I agree. But I also want to suggest an alternative hypothesis, or at least a supplementary one, about Lerner’s widespread appeal. The attraction is not—or not only—because his protagonists are models of detachment, but rather because they are motivated by the specter of shame. They are constantly embarrassed or worried that they will be embarrassed soon. They know they should be ashamed—of their lavish bourgeois lives, their insecurities, their desires, their failures, their successes—just as we know we should be. And their shame appeals to us because we have entered an era when the men and women running things are not just shameless but seemingly shame-proof. It makes sense, then, that liberals want a protagonist who is still capable of feeling remorse. But on its own, shame isn’t political. After all, Lerner’s protagonists are ashamed mostly of their petty desires. Worse, their shame is what prevents them from participating in political life. They are so worried about being embarrassed, so terrified that commitment is cringe, that they do nothing but notice that the world is fucked.
The final scene of The Topeka School, in which Adam and his family attend a protest against ICE, suggested that the Lerner protagonist was starting to find a way out of his immobilizing sense of embarrassment. Adam finds the chanting a little mortifying, but (progress!) he still soldiers on. Yet today, even this feels too little and too late. In our age of political shamelessness and state violence, is polite singing really enough?
Last June, the landing page of The New York Times had two articles side by side. On the left, the headline read “The Lethal Risk of Seeking Food in Gaza”; on the right, “The 21 Best Croissants in New York Right Now.” Lerner’s protagonists are likely to be found making small talk about the depravity of war as they park their strollers outside the bakery ranked second on the list.

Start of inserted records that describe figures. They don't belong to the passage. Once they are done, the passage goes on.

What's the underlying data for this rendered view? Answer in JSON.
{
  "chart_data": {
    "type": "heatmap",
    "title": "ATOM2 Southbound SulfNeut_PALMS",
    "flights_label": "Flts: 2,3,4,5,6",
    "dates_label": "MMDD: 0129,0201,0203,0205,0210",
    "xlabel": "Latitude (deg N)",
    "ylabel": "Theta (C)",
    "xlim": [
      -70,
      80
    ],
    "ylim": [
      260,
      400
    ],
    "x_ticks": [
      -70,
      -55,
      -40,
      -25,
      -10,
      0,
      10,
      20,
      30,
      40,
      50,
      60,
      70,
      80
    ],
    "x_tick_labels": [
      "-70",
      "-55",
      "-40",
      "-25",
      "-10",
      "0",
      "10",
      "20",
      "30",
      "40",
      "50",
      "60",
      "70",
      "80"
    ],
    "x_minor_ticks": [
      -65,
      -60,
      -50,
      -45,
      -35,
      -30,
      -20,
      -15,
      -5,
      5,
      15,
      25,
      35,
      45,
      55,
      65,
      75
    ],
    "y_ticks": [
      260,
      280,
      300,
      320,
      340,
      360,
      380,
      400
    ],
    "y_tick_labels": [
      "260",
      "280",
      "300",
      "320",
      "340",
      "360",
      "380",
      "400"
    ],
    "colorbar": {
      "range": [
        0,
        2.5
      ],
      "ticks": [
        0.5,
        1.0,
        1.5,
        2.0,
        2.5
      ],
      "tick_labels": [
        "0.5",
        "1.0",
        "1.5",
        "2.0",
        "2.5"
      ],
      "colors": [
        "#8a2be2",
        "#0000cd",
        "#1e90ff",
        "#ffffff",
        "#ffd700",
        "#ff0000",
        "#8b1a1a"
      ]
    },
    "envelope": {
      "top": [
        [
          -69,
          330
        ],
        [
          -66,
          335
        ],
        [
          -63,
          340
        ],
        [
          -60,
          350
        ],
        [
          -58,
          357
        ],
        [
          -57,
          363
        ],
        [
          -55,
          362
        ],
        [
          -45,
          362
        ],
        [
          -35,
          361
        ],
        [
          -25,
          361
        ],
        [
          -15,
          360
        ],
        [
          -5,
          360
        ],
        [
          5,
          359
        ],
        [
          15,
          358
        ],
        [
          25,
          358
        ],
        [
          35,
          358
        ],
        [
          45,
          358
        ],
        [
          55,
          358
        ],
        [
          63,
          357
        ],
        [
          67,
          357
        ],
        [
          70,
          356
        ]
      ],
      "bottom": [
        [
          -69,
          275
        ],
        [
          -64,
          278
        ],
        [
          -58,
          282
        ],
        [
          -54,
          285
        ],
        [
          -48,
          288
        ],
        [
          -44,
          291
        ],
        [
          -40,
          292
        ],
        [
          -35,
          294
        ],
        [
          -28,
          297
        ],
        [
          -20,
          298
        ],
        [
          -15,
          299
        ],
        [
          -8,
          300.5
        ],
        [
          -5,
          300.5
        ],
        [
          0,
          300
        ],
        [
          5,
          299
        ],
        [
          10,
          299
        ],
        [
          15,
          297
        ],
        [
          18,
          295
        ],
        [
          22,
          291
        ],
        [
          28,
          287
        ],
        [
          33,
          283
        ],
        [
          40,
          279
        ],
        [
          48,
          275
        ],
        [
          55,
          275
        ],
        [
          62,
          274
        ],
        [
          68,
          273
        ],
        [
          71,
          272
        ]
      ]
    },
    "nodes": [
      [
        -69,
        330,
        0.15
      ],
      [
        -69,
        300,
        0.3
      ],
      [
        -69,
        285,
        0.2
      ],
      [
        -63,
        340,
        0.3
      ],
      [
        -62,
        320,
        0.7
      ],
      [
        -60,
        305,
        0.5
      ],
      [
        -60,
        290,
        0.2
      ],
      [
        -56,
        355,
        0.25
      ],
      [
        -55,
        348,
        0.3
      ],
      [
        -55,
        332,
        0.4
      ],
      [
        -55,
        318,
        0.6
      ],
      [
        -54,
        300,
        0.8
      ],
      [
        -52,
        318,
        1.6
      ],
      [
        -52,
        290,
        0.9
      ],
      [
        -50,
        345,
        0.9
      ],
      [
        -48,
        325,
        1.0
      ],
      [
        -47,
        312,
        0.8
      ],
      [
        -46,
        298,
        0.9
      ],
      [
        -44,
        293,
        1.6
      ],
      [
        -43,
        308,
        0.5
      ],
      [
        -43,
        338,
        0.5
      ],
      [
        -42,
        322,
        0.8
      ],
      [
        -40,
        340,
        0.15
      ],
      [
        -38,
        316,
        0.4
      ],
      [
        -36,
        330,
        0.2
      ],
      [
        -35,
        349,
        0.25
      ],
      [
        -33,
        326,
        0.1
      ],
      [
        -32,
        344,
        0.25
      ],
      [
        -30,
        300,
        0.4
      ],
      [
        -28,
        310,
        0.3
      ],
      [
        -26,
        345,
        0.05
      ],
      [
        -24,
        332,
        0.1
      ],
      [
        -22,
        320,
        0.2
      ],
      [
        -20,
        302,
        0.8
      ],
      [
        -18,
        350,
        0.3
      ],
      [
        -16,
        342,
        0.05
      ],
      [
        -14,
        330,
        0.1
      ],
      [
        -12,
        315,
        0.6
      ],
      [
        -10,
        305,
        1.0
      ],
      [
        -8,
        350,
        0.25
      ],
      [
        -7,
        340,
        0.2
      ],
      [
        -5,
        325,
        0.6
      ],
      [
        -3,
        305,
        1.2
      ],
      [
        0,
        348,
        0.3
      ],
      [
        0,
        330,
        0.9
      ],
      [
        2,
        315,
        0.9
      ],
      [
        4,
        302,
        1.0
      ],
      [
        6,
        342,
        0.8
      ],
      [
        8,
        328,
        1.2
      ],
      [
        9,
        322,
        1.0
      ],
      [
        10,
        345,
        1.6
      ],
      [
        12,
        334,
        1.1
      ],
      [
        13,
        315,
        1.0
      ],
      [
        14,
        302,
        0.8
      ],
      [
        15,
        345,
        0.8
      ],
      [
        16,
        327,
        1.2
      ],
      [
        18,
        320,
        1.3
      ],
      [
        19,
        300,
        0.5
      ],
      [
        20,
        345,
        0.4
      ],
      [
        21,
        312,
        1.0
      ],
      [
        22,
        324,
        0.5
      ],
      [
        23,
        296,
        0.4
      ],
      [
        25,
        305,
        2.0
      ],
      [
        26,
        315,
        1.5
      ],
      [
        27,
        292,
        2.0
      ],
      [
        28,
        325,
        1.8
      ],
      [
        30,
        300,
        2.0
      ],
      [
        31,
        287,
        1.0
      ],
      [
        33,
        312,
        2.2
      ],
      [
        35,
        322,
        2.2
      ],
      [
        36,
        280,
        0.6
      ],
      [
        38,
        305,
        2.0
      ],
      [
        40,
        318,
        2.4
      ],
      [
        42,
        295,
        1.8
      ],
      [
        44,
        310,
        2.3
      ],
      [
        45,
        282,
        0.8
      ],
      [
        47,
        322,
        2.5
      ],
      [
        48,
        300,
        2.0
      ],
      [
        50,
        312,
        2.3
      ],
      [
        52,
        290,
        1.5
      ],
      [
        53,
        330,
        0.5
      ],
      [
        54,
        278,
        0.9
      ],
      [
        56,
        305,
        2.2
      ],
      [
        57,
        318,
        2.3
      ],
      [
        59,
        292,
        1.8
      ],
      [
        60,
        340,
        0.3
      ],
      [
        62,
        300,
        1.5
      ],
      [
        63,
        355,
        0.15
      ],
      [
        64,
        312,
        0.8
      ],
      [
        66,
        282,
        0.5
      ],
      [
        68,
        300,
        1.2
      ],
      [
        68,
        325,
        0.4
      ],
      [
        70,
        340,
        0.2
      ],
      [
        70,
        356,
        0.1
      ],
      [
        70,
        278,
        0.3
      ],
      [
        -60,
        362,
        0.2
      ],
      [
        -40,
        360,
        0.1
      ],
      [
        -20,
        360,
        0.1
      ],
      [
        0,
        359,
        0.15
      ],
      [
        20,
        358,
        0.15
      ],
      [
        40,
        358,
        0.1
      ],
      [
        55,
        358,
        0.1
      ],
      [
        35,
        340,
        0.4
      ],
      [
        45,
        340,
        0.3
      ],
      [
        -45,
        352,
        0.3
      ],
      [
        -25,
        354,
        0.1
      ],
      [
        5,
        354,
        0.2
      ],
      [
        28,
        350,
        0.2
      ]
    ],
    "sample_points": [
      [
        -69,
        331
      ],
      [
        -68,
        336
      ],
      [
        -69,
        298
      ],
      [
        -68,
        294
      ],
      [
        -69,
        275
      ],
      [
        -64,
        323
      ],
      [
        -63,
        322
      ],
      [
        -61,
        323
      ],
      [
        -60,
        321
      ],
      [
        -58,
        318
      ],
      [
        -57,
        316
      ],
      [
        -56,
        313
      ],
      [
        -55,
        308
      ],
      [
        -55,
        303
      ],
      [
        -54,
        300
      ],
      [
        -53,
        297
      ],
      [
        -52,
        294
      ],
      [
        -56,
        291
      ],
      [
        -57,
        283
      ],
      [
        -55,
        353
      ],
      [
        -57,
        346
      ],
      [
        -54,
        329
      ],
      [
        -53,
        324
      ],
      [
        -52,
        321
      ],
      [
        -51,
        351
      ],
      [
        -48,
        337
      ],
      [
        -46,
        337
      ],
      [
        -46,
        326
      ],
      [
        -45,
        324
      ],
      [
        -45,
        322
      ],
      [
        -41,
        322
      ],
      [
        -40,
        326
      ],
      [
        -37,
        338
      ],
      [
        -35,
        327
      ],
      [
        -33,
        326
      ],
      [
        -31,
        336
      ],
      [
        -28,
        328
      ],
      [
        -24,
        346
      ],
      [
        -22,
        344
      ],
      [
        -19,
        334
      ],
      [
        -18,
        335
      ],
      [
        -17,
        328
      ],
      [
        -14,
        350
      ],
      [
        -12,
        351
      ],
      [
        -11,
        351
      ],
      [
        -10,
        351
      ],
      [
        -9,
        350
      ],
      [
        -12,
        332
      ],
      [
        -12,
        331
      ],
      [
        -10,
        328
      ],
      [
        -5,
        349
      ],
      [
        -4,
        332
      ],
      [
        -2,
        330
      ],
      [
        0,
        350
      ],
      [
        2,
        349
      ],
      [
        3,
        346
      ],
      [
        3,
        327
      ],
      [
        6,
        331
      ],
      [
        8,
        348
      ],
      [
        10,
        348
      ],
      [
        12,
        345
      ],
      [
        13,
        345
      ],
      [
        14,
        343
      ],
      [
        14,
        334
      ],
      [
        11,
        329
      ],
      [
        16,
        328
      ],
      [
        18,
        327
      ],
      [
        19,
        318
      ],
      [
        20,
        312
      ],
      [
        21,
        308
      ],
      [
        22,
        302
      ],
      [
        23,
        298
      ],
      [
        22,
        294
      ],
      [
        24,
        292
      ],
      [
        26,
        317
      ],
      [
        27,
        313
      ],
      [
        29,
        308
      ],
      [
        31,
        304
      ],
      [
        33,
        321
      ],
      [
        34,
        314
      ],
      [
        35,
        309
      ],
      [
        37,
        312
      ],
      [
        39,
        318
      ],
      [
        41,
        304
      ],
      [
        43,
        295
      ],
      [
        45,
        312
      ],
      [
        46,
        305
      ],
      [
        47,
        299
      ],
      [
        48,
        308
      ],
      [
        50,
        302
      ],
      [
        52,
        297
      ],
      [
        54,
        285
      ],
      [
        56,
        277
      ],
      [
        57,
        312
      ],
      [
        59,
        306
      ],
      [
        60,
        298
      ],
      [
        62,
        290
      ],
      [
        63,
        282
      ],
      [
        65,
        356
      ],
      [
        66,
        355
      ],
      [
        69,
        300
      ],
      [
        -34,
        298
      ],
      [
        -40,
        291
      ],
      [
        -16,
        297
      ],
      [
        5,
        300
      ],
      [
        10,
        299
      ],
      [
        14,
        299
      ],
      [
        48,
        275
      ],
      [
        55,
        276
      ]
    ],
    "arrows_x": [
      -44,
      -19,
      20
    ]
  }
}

It might be possible to read Lerner’s fiction as an indictment of these guilty liberals, but I don’t buy it. Surely it is possible to act on rather than become mired in one’s guilt? And are you really feeling guilty if all you do is think about yourself? This might seem unfair. But Lerner’s fiction invites this judgment, for his artist-protagonists are tormented by the power of art. They can’t decide if it is futile (what could it possibly do?) or if it is the most important weapon we have. If there is even the slightest chance that it is the latter, perhaps one of the most talented novelists working today could write fiction that does more than just contemplate itself.